February is heart health month, a great time to get some heart-healthy habits started to keep your ticker happy and healthy for years to come.
Perhaps one of the simplest ways to keep your heart healthy is with the food you eat. Keeping stress levels down and exercising regularly are also important. But when it comes to choosing what to eat, it can be hard to know what’s good for your heart. Here are 10 foods that are great for your heart.
Fish high in omega-3 fatty acids like salmon, tuna, mackerel, herring and trout are good for your heart. Have fish once a week for dinner or eat tuna as a healthy snack.
Berries aren’t just a delicious snack, they’re also full of heart-healthy phytonutrients and soluble fiber. Sprinkle blueberries, strawberries, cranberries or raspberries in yogurt, make a smoothie or juice drink, or just grab a handful as a snack.

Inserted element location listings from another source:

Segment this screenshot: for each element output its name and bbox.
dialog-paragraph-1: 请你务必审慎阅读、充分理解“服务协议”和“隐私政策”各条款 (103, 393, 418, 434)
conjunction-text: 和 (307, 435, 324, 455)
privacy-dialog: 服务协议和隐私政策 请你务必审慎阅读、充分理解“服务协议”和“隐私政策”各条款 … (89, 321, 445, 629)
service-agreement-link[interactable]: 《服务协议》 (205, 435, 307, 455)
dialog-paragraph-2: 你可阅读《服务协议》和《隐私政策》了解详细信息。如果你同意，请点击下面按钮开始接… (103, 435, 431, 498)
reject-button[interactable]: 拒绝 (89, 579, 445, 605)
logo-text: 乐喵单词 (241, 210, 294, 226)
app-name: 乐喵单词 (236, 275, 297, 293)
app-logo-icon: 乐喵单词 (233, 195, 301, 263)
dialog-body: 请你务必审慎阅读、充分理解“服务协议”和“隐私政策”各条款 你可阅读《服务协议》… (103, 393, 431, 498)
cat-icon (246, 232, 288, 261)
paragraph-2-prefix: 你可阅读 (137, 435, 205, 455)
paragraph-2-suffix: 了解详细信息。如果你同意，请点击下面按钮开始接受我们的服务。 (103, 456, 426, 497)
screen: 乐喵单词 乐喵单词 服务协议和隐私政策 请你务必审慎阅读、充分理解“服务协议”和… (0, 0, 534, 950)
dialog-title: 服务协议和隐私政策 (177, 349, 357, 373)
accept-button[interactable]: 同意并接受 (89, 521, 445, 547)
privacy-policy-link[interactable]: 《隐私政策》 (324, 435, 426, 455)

Red, yellow and orange vegetables don’t just add color to your plate, they’re also full of carotenoids, fiber and vitamins. Munch on carrots or shred and add to the top of your meals. Sweet potatoes are a great side dish and red and yellow bell peppers are yummy snacks. Add them to your salad for additional crunch and sweetness.
A Glass of the Good Stuff
Red wine can help you unwind and improve your cholesterol levels. But don’t overindulge, the benefits of red wine are best when you keep it to one glass a day.
Dark chocolate that is at least 70% cocoa is good for your heart, so make sure to have dessert!

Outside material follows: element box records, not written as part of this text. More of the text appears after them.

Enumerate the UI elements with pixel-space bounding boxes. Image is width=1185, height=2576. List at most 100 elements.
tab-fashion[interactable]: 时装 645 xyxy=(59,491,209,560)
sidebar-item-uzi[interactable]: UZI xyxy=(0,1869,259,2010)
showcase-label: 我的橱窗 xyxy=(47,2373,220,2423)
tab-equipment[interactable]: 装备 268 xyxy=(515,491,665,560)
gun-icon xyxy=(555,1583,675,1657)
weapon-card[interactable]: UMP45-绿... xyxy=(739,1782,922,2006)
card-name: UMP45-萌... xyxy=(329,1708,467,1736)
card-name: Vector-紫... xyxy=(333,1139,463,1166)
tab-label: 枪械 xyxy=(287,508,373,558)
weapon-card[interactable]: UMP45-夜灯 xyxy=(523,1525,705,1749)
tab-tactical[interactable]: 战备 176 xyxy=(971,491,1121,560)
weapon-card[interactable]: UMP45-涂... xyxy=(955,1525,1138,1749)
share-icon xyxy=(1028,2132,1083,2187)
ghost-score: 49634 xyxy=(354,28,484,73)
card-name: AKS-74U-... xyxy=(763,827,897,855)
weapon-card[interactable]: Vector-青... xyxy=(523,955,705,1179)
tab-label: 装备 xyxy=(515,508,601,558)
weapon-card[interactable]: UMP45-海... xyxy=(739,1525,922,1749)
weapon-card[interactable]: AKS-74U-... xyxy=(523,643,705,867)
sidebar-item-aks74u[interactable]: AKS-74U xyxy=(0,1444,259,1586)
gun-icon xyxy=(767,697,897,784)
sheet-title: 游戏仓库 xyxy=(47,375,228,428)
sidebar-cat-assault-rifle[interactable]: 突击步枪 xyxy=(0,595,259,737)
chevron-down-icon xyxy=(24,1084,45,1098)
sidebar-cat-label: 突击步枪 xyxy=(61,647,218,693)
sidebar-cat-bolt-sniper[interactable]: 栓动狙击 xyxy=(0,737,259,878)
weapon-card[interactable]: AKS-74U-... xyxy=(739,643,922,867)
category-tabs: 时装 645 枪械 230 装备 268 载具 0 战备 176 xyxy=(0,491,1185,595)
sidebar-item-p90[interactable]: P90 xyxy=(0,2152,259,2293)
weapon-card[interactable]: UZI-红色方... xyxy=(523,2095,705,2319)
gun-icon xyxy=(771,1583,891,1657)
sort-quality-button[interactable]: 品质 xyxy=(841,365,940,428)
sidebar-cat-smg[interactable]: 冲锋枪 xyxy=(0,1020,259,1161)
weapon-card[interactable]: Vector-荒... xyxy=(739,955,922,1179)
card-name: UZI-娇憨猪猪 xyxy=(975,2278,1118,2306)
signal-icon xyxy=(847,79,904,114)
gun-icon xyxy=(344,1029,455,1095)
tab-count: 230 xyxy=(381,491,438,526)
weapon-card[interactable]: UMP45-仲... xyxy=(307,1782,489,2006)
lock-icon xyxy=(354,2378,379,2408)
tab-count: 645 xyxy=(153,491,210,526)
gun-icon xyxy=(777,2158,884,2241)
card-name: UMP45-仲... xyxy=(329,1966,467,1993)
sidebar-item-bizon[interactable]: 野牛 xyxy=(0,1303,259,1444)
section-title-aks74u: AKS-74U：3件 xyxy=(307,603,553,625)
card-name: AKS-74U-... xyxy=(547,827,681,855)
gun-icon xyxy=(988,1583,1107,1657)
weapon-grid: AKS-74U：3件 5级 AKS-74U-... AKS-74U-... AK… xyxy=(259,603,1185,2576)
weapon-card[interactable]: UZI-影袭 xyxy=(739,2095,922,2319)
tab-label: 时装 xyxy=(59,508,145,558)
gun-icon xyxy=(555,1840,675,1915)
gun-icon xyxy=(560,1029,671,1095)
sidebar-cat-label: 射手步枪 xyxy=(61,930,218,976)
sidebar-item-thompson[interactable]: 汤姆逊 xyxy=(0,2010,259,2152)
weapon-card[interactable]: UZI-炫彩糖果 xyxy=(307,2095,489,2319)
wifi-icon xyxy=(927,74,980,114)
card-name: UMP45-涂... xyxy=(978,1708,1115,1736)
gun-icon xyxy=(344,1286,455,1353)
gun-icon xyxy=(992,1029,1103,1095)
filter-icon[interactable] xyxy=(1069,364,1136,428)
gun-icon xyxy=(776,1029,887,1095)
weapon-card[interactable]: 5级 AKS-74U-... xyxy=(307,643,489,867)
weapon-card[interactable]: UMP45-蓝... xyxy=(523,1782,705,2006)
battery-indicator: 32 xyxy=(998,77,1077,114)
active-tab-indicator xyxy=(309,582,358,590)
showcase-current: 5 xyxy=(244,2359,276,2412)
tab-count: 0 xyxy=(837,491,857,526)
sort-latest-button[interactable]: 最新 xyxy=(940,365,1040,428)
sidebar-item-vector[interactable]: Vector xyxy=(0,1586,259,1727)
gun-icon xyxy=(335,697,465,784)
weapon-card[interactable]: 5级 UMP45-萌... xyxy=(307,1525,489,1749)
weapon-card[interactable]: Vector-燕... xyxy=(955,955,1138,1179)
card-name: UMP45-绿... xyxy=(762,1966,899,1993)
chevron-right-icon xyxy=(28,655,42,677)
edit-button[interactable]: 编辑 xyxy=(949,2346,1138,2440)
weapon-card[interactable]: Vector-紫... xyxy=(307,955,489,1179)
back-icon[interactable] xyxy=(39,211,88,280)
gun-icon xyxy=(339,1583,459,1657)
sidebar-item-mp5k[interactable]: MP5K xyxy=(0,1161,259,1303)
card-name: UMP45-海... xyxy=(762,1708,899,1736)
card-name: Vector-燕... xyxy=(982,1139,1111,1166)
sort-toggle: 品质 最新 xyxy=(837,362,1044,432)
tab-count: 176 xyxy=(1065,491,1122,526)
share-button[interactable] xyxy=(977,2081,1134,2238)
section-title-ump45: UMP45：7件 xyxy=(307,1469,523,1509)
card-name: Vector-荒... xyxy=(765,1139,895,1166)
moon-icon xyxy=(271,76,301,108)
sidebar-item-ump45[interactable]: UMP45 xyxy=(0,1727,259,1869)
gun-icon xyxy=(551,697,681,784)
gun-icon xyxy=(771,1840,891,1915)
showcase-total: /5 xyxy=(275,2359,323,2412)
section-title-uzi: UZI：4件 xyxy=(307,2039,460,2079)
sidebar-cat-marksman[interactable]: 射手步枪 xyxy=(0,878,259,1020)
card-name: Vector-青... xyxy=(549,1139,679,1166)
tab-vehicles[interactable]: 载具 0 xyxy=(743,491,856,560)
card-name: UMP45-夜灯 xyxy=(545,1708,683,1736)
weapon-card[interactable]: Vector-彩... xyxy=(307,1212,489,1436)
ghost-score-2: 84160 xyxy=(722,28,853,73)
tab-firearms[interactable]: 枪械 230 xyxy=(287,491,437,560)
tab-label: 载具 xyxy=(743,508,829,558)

Fresh fruit is a healthy snack and oranges, cantaloupes and papaya are packed with potassium, magnesium and beta-carotene. However, limit canned fruit and fruit cups that are covered in heavy syrup.

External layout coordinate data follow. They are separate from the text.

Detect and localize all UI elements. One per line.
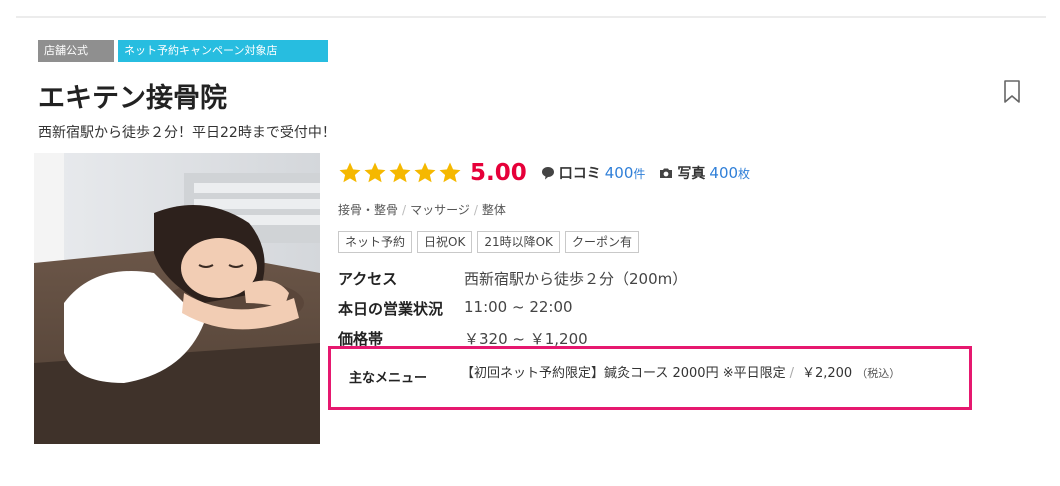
- menu-item-price: ￥2,200: [801, 366, 853, 381]
- main-menu-item[interactable]: 【初回ネット予約限定】鍼灸コース 2000円 ※平日限定 / ￥2,200 （税込）: [461, 364, 961, 384]
- feature-tag: ネット予約: [338, 231, 413, 253]
- photos-label: 写真: [677, 166, 706, 182]
- genre-list: 接骨・整骨 / マッサージ / 整体: [338, 201, 506, 218]
- genre-item[interactable]: 整体: [482, 203, 506, 217]
- rating-row: 5.00 口コミ 400 件 写真 400 枚: [338, 156, 764, 190]
- bookmark-icon: [1004, 80, 1020, 103]
- hours-value: 11:00 ~ 22:00: [464, 298, 573, 316]
- menu-item-name[interactable]: 【初回ネット予約限定】鍼灸コース 2000円 ※平日限定: [461, 366, 786, 381]
- star-icon: [364, 162, 386, 183]
- star-rating: [338, 161, 462, 185]
- camera-icon: [660, 168, 673, 178]
- feature-tag: クーポン有: [564, 231, 639, 253]
- menu-separator: /: [789, 366, 794, 381]
- genre-separator: /: [473, 203, 478, 217]
- shop-photo[interactable]: [34, 153, 320, 444]
- genre-item[interactable]: マッサージ: [410, 203, 470, 217]
- access-label: アクセス: [338, 270, 398, 288]
- rating-score: 5.00: [470, 160, 527, 186]
- reviews-count[interactable]: 400: [605, 164, 634, 182]
- feature-tags: ネット予約 日祝OK 21時以降OK クーポン有: [338, 231, 639, 253]
- genre-separator: /: [402, 203, 407, 217]
- star-icon: [339, 162, 361, 183]
- reviews-unit[interactable]: 件: [633, 165, 645, 182]
- speech-bubble-icon: [541, 167, 554, 180]
- hours-label: 本日の営業状況: [338, 300, 444, 318]
- main-menu-label: 主なメニュー: [349, 371, 428, 386]
- star-icon: [439, 162, 461, 183]
- bookmark-button[interactable]: [1003, 80, 1021, 108]
- star-icon: [414, 162, 436, 183]
- access-value: 西新宿駅から徒歩２分（200m）: [464, 270, 688, 288]
- campaign-badge: ネット予約キャンペーン対象店: [118, 40, 328, 62]
- feature-tag: 日祝OK: [417, 231, 473, 253]
- top-divider: [16, 16, 1046, 18]
- hours-row: 本日の営業状況 11:00 ~ 22:00: [338, 298, 573, 319]
- reviews-label: 口コミ: [558, 166, 601, 182]
- star-icon: [389, 162, 411, 183]
- official-badge: 店舗公式: [38, 40, 114, 62]
- photos-count[interactable]: 400: [709, 164, 738, 182]
- shop-name[interactable]: エキテン接骨院: [38, 76, 227, 115]
- catch-copy: 西新宿駅から徒歩２分！平日22時まで受付中！: [38, 125, 336, 141]
- feature-tag: 21時以降OK: [477, 231, 560, 253]
- access-row: アクセス 西新宿駅から徒歩２分（200m）: [338, 268, 687, 289]
- menu-tax-note: （税込）: [856, 367, 901, 380]
- genre-item[interactable]: 接骨・整骨: [338, 203, 398, 217]
- photos-unit[interactable]: 枚: [738, 165, 750, 182]
- main-menu-highlight: 主なメニュー 【初回ネット予約限定】鍼灸コース 2000円 ※平日限定 / ￥2,2…: [328, 346, 972, 410]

When you grab sandwich bread, pass on white flour and go for whole grain. Whole grains are a good source of fiber and other nutrients that are good for blood pressure and heart health. Look for 100% whole-wheat or 100% whole-grain bread. Oatmeal and whole-grain pasta is also good as is brown rice, barley and buckwheat.
Foods with monounsaturated fats and polyunsaturated fats are a good choice for a heath-healthy diet. Some good fatty foods are olive oil, canola oil, avocados, nuts and seeds. Add these filling foods to your diet for added flavor.
Beans, lentils and peas are a great source of protein without bad fats. Get creative and find ways to make lentils the focal point of a meal.
Sometimes touted as a “super food,” flax seeds have many health benefits and they don’t have much of a flavor, making them easy to add into your current meals. Grind them up and add them to oatmeal, a smoothie, salad and soup, yogurt and even meat dishes.